This document covers and finishes the milestone MS77
Several things impact the current status for collecting evaluation data from testbeds
- The project is not you evolved enough to apply a fully automated approach. This means that the draft evaluation methodology largely will depend on manually picking up results (specific metrics coming out of experiments and workflows)
- The central datastore (currently called REF) that later in the project will collect and hold any kind of evaluation data is not yet fully developed and ready. The development of this datastore is now formally defined as a task in PC.WP1 and when the generic data store is ready for usage developers of workflows, components and the workflow engine Tarverna itself will have to start using it - this is not realistic within the timeframe for year-2 evaluations since the evaluation report D18.1 must be finished in M24 which means that evaluations will have to start in september 2012
This means in practice that evaluation data will for now and for year-2 evaluations be collected manually by evaluators. Since we don't plan for many many evaluation-points with many different metrics this should work OK for now.
The evaluations carried out in year-2 will also give us valuable knowledge about what kind of metrics and measures are relevant for evaluations of SCAPE results and will thus serve as input for actually being able to define requirements to developers of components, workflows and Taverna itself.

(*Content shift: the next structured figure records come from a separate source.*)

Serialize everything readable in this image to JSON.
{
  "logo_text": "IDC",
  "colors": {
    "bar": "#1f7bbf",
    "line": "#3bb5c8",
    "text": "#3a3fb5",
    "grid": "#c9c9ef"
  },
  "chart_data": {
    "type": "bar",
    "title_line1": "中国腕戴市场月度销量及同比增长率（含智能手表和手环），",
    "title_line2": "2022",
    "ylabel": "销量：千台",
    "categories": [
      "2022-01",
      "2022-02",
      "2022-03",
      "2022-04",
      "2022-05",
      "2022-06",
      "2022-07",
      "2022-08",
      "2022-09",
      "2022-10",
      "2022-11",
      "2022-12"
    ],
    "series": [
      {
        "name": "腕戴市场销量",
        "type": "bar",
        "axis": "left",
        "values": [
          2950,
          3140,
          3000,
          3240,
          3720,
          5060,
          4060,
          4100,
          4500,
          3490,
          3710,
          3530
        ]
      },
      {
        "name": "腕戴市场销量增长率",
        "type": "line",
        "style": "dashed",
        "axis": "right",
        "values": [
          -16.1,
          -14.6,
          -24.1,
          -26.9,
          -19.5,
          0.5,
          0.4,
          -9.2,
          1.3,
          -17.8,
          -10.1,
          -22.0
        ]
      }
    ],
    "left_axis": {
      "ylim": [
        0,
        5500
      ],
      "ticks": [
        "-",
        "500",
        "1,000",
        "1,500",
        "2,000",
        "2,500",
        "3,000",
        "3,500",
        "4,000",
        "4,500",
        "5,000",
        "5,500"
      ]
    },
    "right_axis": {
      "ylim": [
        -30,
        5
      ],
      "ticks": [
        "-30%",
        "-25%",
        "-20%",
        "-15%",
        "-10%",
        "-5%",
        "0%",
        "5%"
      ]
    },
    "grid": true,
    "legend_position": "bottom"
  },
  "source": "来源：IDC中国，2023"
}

This means that an automated approach will be defined and setup as part of the already defined revision of the evaluation methodology. This will according to the DoW be delivered in M33 (MS78 Refined SCAPE evaluation methodology)
The revision of the evaluation methodology will also include integration of evaluation and REF. TB.WP4 will give requirements for how results should be published in REF to be able to use results for systematic evaluation.